I hate it when kids I adore end up going to alternative school. (Long time readers (all two of you) may remember Stoopid Boy.) It breaks my heart. However, there comes a time when it's out of my hands and, as Mr. Enforcer said, "I've got to think about the other 24 kids in the class."
We had been, I thought, making headway. Mom finally got him on some medication so the hyperactivity was under control (no more crawling on the floor and leaping through the hallways which was huge). His grades were improving. He was staying out of trouble - finally. However, January came and something happened. Instead of being the sweet, loving kid we knew, he was getting smart, surly, and argumentative. He stopped trying in school, and he told us all that the meds were out at home and he didn't know when Mom was going to get more. He was talking back and generally finding trouble anywhere he could.
This week he not only missed after school detention (which is an automatic suspension for one day) but gave two different substitute teachers fits when Miss Reading was out with the flu. It was the straw that broke the camel's back.
I was in guidance working on some grade stuff (I'm having to stay out of my room a bit so Mrs. Jayhawker, my student teacher, can teach without the kids thinking she's not in charge) when Mr. Enforcer came looking for me.

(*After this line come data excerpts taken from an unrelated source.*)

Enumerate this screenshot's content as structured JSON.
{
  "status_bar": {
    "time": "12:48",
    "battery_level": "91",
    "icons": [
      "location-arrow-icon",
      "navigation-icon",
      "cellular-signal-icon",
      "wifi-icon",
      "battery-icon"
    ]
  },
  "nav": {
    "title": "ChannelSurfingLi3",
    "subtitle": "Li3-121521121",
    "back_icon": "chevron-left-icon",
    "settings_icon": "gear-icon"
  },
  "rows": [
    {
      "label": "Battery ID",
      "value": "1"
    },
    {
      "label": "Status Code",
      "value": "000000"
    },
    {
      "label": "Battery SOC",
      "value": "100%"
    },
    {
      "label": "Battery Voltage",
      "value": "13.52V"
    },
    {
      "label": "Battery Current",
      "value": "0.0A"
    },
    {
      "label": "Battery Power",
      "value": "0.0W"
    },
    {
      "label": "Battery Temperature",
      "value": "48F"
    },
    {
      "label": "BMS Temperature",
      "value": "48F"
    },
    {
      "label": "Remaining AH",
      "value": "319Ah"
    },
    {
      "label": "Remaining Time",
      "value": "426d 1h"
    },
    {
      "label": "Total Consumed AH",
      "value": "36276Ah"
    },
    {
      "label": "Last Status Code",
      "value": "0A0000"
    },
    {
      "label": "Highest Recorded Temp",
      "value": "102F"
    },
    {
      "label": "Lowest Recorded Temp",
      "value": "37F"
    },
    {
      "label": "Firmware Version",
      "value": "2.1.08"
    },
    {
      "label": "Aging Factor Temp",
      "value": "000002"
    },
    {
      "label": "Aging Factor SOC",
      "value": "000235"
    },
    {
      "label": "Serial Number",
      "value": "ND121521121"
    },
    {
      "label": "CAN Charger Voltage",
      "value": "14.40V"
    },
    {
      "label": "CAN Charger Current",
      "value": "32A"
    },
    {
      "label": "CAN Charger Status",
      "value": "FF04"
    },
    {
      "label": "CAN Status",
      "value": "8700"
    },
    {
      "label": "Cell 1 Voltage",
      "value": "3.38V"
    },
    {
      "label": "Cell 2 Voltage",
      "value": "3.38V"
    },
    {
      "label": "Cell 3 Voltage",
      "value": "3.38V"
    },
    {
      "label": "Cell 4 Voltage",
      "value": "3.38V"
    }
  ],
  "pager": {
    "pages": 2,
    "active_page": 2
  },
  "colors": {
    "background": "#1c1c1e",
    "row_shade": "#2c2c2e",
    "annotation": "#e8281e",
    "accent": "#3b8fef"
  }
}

"I need your help with a hysterical kid," he said, with a pained look on his face.
"One of mine?" I asked.
"It's Pinball Boy. He's going to alternative school and he's having a melt down."

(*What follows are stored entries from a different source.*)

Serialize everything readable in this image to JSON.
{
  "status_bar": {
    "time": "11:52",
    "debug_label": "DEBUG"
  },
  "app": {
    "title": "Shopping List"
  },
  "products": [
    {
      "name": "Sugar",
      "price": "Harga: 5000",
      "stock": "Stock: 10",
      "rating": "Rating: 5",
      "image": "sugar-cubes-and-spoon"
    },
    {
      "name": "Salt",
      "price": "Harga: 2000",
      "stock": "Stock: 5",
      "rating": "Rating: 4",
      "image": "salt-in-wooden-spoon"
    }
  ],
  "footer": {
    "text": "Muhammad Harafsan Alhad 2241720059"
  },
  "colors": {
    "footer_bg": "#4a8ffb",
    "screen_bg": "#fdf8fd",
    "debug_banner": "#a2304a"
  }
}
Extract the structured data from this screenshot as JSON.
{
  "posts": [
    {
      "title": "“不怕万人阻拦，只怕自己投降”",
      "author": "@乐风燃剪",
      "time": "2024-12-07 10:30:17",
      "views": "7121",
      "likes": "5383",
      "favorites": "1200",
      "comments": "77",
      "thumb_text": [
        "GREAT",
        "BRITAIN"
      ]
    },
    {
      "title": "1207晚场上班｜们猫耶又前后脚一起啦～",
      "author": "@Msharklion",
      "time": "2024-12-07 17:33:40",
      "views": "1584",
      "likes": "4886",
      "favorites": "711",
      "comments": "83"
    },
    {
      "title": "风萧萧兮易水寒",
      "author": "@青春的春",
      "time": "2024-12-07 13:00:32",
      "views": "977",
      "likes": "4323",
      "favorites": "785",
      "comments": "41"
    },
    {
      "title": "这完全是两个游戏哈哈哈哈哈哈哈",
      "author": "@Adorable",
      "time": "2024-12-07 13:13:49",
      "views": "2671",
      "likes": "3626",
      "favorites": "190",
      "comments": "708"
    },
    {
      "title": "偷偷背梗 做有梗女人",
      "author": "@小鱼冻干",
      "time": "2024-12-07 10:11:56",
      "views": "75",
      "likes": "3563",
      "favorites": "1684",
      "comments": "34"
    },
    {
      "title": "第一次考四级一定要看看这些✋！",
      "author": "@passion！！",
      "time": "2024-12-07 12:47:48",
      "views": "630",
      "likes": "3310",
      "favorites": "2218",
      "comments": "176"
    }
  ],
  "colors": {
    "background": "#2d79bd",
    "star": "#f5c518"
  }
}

"So you want me to play mommy?" I asked.
Oh good gracious. Pinball Boy was a shaking, quivering, crying, sobbing mess. It took us quite a while to get him calmed down. He begged and begged and begged for just one more chance (honestly, he's a likable kid so he's been given a lot of chances, more than most, already). I ended up spending nearly an hour with him, getting him calmed down, talking with him about the pros of alternative school (the kids usually see a huge improvement in grades so he'll pass for the year), and how if he's really, really, really good they might send him back early (hey, it's happened).

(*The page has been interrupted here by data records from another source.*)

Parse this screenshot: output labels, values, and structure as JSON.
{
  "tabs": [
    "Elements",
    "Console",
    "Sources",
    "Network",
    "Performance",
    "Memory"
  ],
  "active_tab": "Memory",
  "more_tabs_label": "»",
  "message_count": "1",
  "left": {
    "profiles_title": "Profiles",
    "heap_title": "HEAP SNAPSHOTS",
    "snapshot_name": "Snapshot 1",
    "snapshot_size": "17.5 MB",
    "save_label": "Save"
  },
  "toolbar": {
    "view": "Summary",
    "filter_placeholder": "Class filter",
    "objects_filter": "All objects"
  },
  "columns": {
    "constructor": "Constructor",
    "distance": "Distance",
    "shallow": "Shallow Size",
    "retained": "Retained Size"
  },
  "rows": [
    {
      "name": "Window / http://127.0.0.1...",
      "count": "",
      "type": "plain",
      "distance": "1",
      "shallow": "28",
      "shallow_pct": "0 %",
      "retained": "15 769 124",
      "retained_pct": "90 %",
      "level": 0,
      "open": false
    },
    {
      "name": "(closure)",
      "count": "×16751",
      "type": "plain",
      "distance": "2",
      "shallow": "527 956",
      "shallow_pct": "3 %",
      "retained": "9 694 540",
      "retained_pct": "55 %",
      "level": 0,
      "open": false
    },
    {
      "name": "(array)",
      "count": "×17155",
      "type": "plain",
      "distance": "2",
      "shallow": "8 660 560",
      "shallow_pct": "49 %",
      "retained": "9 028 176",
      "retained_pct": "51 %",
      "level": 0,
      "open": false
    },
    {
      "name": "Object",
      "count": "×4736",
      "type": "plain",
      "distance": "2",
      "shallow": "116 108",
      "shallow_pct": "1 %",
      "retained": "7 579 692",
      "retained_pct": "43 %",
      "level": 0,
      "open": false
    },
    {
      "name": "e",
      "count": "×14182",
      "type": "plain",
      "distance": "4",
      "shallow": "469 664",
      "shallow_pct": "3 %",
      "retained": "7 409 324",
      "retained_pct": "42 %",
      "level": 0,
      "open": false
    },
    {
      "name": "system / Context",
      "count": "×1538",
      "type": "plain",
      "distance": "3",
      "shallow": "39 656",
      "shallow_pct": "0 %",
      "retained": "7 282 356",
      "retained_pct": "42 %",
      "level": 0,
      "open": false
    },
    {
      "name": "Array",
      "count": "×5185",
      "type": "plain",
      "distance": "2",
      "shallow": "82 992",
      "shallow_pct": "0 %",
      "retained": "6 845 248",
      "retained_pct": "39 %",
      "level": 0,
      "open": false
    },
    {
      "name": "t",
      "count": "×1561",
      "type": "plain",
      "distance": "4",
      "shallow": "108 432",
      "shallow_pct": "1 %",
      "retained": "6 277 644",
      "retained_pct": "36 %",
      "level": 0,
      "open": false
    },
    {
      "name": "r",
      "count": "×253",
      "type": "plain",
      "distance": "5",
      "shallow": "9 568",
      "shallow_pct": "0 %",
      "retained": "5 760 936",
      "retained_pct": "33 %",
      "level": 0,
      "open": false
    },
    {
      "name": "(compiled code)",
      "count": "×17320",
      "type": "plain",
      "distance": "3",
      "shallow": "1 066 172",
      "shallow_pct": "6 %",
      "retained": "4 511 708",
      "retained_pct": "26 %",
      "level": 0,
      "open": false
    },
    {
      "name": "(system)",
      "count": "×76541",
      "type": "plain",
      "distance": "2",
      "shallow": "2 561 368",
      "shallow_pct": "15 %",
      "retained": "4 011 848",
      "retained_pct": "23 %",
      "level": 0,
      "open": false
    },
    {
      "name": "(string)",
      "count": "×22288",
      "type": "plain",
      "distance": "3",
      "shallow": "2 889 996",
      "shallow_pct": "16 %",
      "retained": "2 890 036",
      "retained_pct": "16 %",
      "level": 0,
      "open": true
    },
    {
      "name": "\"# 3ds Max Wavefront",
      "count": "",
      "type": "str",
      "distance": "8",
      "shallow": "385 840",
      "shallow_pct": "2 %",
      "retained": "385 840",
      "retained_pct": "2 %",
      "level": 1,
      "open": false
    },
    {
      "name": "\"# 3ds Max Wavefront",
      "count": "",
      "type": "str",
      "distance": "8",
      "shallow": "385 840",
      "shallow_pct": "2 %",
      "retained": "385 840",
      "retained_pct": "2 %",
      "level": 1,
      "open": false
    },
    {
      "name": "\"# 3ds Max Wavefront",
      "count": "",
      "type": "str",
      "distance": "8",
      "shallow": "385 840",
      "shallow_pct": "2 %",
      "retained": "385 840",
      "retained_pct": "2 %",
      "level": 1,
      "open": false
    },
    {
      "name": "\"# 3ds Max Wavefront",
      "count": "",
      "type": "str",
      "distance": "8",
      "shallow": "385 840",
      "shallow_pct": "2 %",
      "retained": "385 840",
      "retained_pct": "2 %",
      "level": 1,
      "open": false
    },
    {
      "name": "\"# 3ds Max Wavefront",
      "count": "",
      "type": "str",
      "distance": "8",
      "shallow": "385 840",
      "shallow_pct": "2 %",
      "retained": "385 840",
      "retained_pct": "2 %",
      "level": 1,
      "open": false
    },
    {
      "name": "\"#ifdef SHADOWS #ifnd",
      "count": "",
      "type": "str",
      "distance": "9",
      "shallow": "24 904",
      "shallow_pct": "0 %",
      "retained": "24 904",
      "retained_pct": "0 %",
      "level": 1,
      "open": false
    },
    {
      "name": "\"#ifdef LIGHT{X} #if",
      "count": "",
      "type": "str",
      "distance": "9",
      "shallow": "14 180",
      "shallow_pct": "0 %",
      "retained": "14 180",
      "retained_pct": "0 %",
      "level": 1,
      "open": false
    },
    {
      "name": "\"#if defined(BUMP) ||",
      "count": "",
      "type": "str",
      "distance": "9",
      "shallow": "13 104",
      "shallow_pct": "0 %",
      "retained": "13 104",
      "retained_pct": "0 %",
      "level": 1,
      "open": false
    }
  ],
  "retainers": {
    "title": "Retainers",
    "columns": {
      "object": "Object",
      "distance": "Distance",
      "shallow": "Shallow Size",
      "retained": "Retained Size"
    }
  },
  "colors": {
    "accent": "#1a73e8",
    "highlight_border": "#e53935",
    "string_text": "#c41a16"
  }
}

What I really wanted to know was what happened last month that caused him to cease being the kid I knew and loved and turned him into a snotty little brat who didn't care about anything. And I finally - finally - got it out of him, in amongst the tears and the wails.
"My step dad got put in jail in January and mom works all the time and I never see her and I have to take care of all the little kids and I don't see my real dad enough!"